Roles at the majors are often defined by need as much as the talents of a particular arm.
“It’s constantly evolving for each individual pitcher,” says Curt, noting that Mark Buehrle and Chris Sale were used as relievers when they first came to The Show.
Both Haslers have been teaching lessons at the South Bend Cubs Performance Center, run by former White Sox minor league coach and manager and longtime friend Mark Haley.
The message given to young pitchers is the same that Curt heard from Cooper, Dewey Robinson and Kirk Champion when he was in rookie ball and it’s the same that Drew has heard from his father, college coach and professional coaches.
“Coaching and teaching is a steps process,” says Hasler. “The ABC’s of pitching, in my mind, will always be the ABC’s, whether it’s for Nate Jones or Drew Hasler or for Evan who’s 12 years old that I’m coaching at the Performance Center. Once we take care of the ABC’s, will can move on to the DEF’s.”
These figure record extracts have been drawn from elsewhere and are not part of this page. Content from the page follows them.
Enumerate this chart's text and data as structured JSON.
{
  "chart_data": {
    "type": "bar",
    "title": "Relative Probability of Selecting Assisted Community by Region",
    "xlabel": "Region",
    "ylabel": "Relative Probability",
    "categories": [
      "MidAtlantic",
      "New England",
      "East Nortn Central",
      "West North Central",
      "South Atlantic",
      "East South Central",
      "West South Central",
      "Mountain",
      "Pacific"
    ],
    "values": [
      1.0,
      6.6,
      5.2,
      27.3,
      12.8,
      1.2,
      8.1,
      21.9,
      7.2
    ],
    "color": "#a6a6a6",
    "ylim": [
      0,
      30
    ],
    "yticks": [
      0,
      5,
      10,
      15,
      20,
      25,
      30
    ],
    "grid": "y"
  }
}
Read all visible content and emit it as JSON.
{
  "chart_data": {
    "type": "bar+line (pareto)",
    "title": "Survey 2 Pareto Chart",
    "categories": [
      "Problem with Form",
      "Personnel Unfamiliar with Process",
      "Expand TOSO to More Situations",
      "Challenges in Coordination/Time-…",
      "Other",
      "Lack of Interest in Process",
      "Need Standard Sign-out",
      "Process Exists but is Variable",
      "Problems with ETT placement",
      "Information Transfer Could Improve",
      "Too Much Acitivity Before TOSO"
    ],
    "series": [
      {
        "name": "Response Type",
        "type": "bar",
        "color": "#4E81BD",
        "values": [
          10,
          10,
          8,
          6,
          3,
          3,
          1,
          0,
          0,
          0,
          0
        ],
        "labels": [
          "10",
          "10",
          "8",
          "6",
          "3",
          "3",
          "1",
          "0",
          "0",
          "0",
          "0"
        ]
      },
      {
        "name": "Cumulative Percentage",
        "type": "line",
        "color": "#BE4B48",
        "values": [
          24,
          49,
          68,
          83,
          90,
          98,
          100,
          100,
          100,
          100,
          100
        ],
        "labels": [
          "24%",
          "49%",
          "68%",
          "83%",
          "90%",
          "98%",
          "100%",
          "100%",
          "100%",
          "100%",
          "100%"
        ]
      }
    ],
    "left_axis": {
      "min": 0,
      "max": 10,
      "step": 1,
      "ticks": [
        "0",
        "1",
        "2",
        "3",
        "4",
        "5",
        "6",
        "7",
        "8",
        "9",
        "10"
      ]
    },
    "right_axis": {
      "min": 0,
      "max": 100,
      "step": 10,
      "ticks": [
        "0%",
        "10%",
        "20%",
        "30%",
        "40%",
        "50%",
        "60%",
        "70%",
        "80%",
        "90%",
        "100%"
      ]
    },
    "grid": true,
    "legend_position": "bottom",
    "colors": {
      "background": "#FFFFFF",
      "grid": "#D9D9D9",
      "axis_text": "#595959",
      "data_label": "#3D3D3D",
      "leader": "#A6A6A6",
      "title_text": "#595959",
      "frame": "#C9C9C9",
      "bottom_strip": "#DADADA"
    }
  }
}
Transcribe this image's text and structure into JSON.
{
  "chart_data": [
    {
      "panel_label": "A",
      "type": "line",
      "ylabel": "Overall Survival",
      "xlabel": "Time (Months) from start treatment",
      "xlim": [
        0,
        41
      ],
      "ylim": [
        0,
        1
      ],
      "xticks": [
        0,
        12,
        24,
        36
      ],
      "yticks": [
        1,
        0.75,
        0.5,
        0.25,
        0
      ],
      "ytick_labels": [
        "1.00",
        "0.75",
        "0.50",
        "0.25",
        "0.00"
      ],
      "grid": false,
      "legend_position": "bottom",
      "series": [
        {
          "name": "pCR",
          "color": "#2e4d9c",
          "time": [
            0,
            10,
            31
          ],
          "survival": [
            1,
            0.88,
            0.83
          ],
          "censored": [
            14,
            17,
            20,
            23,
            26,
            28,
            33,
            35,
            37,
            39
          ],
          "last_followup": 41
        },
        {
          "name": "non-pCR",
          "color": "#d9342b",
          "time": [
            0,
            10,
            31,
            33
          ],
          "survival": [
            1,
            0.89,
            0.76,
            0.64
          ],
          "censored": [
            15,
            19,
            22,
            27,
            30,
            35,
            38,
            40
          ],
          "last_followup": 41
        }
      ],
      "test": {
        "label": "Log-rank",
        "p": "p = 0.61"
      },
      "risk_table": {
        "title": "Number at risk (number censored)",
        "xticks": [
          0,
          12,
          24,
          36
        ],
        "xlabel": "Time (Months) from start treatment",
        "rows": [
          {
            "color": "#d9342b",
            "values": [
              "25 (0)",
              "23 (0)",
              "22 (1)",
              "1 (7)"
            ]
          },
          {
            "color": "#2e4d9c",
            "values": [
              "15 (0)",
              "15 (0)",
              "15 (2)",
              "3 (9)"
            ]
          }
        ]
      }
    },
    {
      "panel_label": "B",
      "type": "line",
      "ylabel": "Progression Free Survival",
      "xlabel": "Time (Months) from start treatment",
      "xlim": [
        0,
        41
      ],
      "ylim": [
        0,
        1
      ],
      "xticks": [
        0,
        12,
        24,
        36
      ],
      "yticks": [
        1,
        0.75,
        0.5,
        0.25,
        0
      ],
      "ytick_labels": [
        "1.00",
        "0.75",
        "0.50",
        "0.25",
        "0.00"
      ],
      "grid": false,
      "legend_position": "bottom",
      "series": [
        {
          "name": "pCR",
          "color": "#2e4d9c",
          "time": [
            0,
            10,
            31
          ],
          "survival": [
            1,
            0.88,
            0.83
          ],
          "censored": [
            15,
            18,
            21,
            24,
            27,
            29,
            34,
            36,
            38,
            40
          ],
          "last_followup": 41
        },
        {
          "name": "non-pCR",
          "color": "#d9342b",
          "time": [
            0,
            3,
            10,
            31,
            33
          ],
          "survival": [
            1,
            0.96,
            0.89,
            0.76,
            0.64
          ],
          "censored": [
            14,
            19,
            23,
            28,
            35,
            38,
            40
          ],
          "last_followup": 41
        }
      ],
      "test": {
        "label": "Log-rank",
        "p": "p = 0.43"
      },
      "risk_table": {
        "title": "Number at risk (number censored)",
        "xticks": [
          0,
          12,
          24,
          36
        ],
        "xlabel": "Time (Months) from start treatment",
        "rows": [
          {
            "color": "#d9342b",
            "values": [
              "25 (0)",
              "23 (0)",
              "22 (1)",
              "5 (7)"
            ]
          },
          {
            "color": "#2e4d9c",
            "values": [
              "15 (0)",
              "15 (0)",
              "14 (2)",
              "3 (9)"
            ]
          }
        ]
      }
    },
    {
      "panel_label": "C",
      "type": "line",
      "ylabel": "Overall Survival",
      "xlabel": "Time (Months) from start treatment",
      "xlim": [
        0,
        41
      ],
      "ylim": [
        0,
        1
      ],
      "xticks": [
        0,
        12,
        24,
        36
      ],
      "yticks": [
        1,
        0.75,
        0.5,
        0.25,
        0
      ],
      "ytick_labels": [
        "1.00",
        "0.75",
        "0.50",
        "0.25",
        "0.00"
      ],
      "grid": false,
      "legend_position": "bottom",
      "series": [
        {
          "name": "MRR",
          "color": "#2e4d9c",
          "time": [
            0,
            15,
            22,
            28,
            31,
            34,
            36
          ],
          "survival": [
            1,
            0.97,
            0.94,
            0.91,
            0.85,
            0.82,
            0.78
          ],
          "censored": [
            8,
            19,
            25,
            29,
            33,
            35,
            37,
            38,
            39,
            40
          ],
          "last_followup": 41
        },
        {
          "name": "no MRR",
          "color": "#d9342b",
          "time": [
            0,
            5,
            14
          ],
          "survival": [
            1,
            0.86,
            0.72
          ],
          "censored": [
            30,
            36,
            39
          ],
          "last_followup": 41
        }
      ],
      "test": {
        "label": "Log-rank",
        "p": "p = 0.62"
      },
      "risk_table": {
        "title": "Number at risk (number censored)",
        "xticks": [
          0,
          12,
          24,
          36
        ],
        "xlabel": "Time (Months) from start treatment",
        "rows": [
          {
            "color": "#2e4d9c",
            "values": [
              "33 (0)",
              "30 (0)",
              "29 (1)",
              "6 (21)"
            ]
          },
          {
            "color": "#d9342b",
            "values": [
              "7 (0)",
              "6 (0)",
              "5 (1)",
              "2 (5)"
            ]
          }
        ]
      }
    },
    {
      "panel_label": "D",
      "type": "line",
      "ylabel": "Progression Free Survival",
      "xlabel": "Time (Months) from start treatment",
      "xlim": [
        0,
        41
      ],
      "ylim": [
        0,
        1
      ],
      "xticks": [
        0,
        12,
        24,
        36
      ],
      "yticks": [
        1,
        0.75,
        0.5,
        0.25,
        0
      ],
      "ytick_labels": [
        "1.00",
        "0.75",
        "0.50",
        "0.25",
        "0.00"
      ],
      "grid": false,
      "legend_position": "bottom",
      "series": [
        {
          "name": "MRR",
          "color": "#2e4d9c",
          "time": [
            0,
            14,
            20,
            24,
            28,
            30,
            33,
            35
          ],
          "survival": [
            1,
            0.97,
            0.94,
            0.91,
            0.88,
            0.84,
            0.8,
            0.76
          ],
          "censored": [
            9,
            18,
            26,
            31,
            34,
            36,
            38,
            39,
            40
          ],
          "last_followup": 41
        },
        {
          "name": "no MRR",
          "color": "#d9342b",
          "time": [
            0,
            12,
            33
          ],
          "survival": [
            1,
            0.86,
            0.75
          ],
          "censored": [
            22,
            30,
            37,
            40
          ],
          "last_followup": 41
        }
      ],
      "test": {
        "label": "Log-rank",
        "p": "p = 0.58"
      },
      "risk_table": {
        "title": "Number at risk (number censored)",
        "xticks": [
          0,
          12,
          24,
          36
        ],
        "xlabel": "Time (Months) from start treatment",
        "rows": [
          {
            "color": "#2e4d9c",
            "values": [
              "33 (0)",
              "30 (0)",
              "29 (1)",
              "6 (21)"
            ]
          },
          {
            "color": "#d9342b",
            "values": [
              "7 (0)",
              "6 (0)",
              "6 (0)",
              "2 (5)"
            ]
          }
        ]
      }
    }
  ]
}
Those ABC’s include staying tall over the rubber and throwing first-pitch strikes and getting ahead of hitters in the count by attacking the (strike) zone. The White Sox want their pitchers throwing fastballs, breaking balls and change-ups for strikes at least 65 percent of the time and driving the ball down in the zone.
Drew is pretty good at following these tenants.
“Drew goes from the stretch only because he’s a reliever,” says Curt. “He repeats his delivery very well. He throws a ton of strikes. That’s goal No. 1.”

drewcurthasler

South Bend’s Drew (left) and Curt Hasler are both a part of the Chicago White Sox organization.